Die Marktteilnehmer werden vermutlich die Gelegenheit nutzen, im Rahmen bis zum 3. Juli 2023 laufenden Konsultationsfrist sich hiermit auseinanderzusetzen.
Als wesentliche weitere Neuerungen des PAI-Konsultationspapiers sind folgende Punkte zu nennen:
Neue Berechnungsformeln
Der Entwurf enthält eine Reihe neuer Berechnungsformeln für PAI-Indikatoren (Ziff. 22 auf S. 13 des Entwurfs und Auflistung unter Annex I DelVO-SFDR-E). Als wiederkehrender Bestandteil dieser Formeln wird insbesondere der Begriff des „current value of all investments“ konkretisiert. In der Definition ist u. a. klargestellt, dass auch Derivate zu berücksichtigen sind (siehe zu Derivaten auch Erwägungsgrund 4 DelVO-SFDR-E und Ziff. 33 ff. auf S. 16 des Entwurfs).
Emissionsreduktionsziele
Eine Reihe von Finanzinstitutionen und -produkten haben sich Net-Zero-Emissionszielen verpflichtet. Die ESAs unterstützen dies Bestrebungen. So sei eine qualitativ hochwertige Offenlegung von Verpflichtungen zur Reduzierung von THG-Emissionen und von Fortschritten bei der Erreichung der Ziele von entscheidender Bedeutung, um Anlegern den Vergleich und die Bewertung von derartigen Produkten zu ermöglichen und somit fundierte Anlageentscheidungen zu treffen.

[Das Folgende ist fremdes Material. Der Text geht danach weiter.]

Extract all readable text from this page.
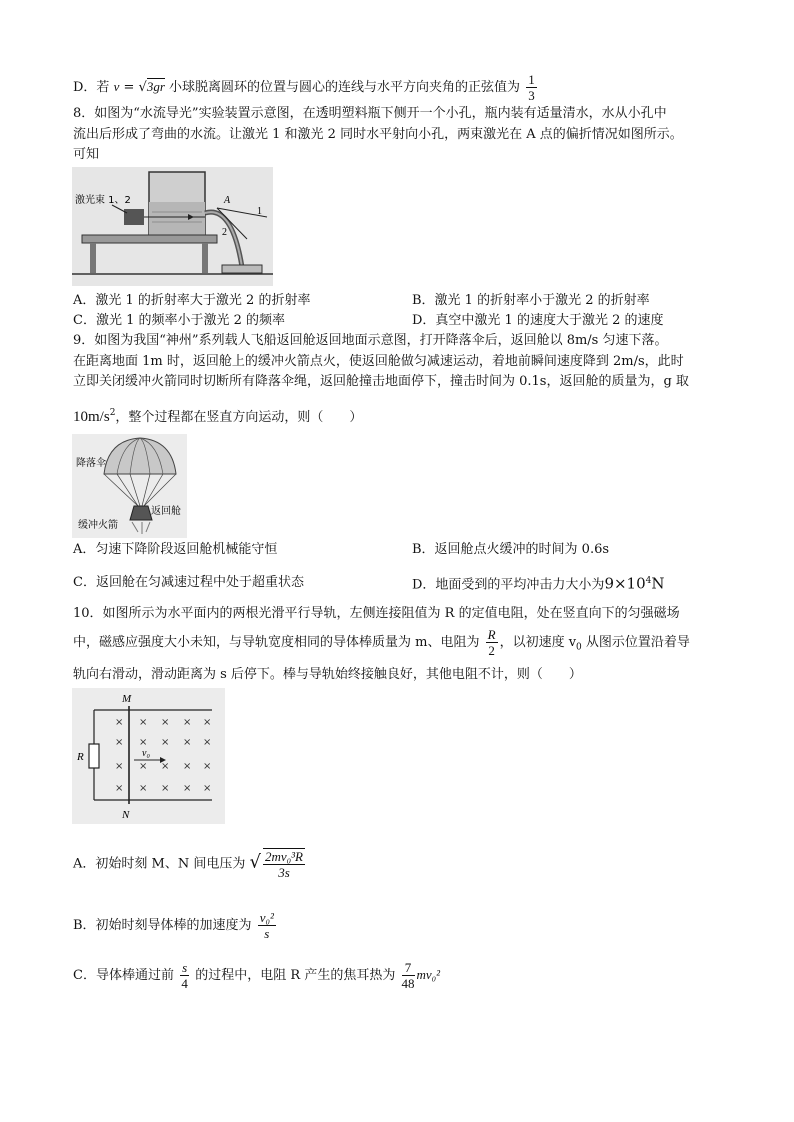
D．若 v = √3gr 小球脱离圆环的位置与圆心的连线与水平方向夹角的正弦值为 $\frac{1}{3}$
8．如图为“水流导光”实验装置示意图，在透明塑料瓶下侧开一个小孔，瓶内装有适量清水，水从小孔中
流出后形成了弯曲的水流。让激光 1 和激光 2 同时水平射向小孔，两束激光在 A 点的偏折情况如图所示。
可知
激光束 1、2	A
1
2
A．激光 1 的折射率大于激光 2 的折射率	B．激光 1 的折射率小于激光 2 的折射率
C．激光 1 的频率小于激光 2 的频率	D．真空中激光 1 的速度大于激光 2 的速度
9．如图为我国“神州”系列载人飞船返回舱返回地面示意图，打开降落伞后，返回舱以 8m/s 匀速下落。
在距离地面 1m 时，返回舱上的缓冲火箭点火，使返回舱做匀减速运动，着地前瞬间速度降到 2m/s，此时
立即关闭缓冲火箭同时切断所有降落伞绳，返回舱撞击地面停下，撞击时间为 0.1s，返回舱的质量为，g 取
$10m/s^2$，整个过程都在竖直方向运动，则（　　）
降落伞
返回舱
缓冲火箭
A．匀速下降阶段返回舱机械能守恒	B．返回舱点火缓冲的时间为 0.6s
C．返回舱在匀减速过程中处于超重状态	D．地面受到的平均冲击力大小为$9\times 10^4N$
10．如图所示为水平面内的两根光滑平行导轨，左侧连接阻值为 R 的定值电阻，处在竖直向下的匀强磁场
中，磁感应强度大小未知，与导轨宽度相同的导体棒质量为 m、电阻为 $\frac{R}{2}$ ，以初速度 $v_0$ 从图示位置沿着导
轨向右滑动，滑动距离为 s 后停下。棒与导轨始终接触良好，其他电阻不计，则（　　）
×
×
×
×
×
×
×
×
×
×
×
×
×
×
×
×
×
×
×
×
v₀
M
N
R
A．初始时刻 M、N 间电压为 √ $\frac{\text{2mv₀³R}}{3s}$
B．初始时刻导体棒的加速度为 $\frac{\text{v₀²}}{s}$
C．导体棒通过前 $\frac{s}{4}$ 的过程中，电阻 R 产生的焦耳热为 $\frac{7}{48} mv_0^2$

Zu diesem Zweck schlagen die ESAs vor, neue Abschnitte zu Reduktionszielen in die Offenlegungs-Templartes einzuführen (siehe z. B. S. 126 DelVO-SFDR-E). Diese Angaben sind jedoch optional und müssten nur dann gemacht werden, wenn ein Finanzprodukt Ziele für die Reduzierung von Treibhausgasemissionen verfolgt.
Optionen für die Gestaltung von DNSH-Offenlegung
Finanzmarktteilnehmer müssen insbesondere für Art. 9-Produkte offenlegen, wie sie produktbezogene PAIs berücksichtigen, um darzulegen, dass sie das DSNH-Principle nach Art. 2 Abs. 17 SFDR einhalten (Art. 39 und Erwägungsgrund 10 DelVO-SFDR).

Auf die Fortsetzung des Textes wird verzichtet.